“Keep Ithaka always in your mind.
Arriving there is what you are destined for.
But do not hurry the journey at all.
Better if it lasts for years,
so you are old by the time you reach the island,
wealthy with all you have gained on the way,
not expecting Ithaka to make you rich.”
That is from a poem by Cavafy called Ithaka. It’s beautiful. Look it up.
If you had asked me last week when I was soaked to the bone and towing BOB up Wauconda Pass if this was about the journey or the destination I would have hit you with my frame pump. If you had asked me a few days ago when I made a wrong turn and ended up 8 miles off course and only another 8 miles of soul sucking dirt road to get me into the park I would have tied you to a tree and left you for the bears.
But today, sitting and waiting for a late train, I find myself missing the journey and not the destination. Do not misunderstand, Glacier was amazing. The views, the wildlife, my cabin, the people, the meals; all of it was a delight. In some ways though it was a let down. Pedaling for 800 miles I had begun to think how nice it would be to sit in one place for a few days, to not have to pack each morning and get BOB rolling again. I often forgot the journey while dreaming of the destination.
And relaxing in the park was wonderful. With rain or threatening clouds overhead during the majority of my stay I alternated from laying in bed napping and reading to sitting in the bar drinking and reading. But after a day plus of this I missed my bike and The Road to the Sun was calling.
I left BOB at the cabin and stripped the bike down to the essentials. I did the same for myself by donning a full Nalgene race kit that I had brought. Of course I had to carry warm gear for the descent back to the Lake Mcdonald Lodge so I stuffed my jersey pockets and set out into the clearing weather for a 22 mile climb.
Clearing skys in Montana are not actually a harbinger of good times ahead. Less than a mile from my cabin I was soaked through from a cold rain that came out of nowhere. Like the sunshine It did not last though and by the time I was on the real parts of the climb I even encountered some sunshine.

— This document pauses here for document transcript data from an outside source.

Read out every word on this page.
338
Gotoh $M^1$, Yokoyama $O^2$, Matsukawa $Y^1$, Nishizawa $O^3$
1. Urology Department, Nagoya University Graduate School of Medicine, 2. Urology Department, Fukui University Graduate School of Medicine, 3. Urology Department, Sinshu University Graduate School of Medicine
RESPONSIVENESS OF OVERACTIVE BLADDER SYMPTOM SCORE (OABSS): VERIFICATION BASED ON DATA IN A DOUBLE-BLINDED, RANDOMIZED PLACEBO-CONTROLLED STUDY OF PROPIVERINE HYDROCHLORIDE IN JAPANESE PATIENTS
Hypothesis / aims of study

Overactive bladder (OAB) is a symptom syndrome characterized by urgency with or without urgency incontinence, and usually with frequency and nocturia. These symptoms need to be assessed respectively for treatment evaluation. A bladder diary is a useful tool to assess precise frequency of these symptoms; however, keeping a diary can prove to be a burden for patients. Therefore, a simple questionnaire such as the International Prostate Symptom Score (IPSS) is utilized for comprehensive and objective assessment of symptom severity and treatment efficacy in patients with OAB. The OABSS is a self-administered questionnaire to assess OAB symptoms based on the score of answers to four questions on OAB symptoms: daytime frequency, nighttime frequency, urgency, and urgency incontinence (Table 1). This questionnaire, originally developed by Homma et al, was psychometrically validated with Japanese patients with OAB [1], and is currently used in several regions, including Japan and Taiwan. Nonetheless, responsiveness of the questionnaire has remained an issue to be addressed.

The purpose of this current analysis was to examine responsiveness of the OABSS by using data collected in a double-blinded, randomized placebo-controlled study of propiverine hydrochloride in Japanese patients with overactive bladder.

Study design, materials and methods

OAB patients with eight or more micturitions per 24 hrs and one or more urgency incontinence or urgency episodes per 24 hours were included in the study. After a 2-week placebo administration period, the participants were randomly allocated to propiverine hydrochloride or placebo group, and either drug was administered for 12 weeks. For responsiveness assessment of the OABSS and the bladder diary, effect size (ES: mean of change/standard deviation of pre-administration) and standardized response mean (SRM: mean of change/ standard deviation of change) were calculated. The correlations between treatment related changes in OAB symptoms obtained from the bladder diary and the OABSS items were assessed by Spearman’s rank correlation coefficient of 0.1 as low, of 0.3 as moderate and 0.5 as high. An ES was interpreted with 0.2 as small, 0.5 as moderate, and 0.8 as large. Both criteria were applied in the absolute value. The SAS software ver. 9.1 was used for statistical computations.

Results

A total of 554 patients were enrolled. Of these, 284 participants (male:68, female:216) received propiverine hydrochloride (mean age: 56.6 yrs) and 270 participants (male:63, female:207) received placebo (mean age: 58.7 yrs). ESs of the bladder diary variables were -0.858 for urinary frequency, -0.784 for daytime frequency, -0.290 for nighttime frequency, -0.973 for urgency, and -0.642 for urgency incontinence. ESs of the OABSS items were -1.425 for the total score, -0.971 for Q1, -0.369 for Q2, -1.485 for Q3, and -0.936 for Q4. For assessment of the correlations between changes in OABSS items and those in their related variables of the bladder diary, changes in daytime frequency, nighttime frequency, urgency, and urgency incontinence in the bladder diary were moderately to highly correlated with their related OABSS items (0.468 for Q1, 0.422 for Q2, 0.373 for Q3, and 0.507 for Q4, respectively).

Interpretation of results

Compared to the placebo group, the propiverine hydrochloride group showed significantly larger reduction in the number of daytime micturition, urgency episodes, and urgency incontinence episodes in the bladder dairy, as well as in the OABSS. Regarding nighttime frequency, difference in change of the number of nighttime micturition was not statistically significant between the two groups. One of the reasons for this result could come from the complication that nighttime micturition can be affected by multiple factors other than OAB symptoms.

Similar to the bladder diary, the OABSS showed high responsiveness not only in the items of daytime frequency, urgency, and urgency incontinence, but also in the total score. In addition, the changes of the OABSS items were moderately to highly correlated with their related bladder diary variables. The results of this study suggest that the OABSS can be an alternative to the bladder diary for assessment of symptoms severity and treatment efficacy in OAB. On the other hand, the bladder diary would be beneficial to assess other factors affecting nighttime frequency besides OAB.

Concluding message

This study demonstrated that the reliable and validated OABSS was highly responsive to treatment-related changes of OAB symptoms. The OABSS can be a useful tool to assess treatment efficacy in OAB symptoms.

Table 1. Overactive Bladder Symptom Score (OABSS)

I should probably tell you that they close this road to cyclists from 11am to 4pm. This is basically for the safety of the riders because with all the campers, trailers and oversized Texas limos on the road and basically no shoulder the biker will always lose. I had waited until 4:15 and should have waited until later.
The climb itself is great. Six percent or so and steady. There are some metal grates in the road that are not friendly to bikes and after a near crash on one I decided to put my foot down going over these. They day before my ride a woman on a motorcycle was hit in the head by a rock that fell off one of the many cliffs. I understand she lived but I dont have confirmation either way. You can bet I was thinking about that a lot during my ride. Later I found out that the same day as my ride another rock went through the back window of a car with no injuries.
On the way up there was traffic and stops for construction and a lot of the time I was as fast or faster than the cars. It was like the Tour but I without my EPO.
Because of road construction and an estimated thirty minute delay I was denied the top. I was getting so cold climbing through melting snow that the idea of standing still for thirty minutes was too much. Besides at this point I was actually so stuck in traffic that I got to know the people in the cars around me. Tim amd his son were sitting in the back of a pickup taking pictures of me while I rode. Gene and his wife Tracey were from Illinois and had a habit of constantly telling me that they “ain’t got hills like this where weez from”. I did not know people in Illinois talked like that Truthfully it all got too annoying but when I turned at mile 18 to start heading down they all cheered my effort. The whole thing was fun and very beautiful but I would rather climb Mt Lemon in AZ or Mitchell in NC (while the Blue Ridge is closed to cars) than do the Sun Road again.
So back to the journey. The time on the bike, alone or with the Tometskos proved to be more rewarding, peaceful and fulfilling than the destination itself.
With only the train leg left and a few days of watching the landscape go by rather than being a part of it I am glad to head home to see Yvonne and the girls but I will miss the sites and sounds and smells of being on the road for six plus hours a day.
Here are some random thoughts, observations etc;
If it were not for beer, soda, red bull and cigarettes there would be almost no trash on the highways.
When I crossed the Columbia and passed the Boise plywood plant it smelled like Saturdays when I was growing up as my dad was always cutting something for a project.
Stop every now and then to look at the map even if you think you know where you are going and it seems like a straight road you are on.
Don’t tow BOB with a carbon fiber bike.
No matter how much or little you bring with you, you will have to much on the uphills and not enough at all other times.
Begin each journey with a direction and destination in mind and then let go of both.
“And if you find her poor, Ithaka won’t have fooled you.
Wise as you will have become, so full of experience,
you will have understood by then what these Ithakas mean.”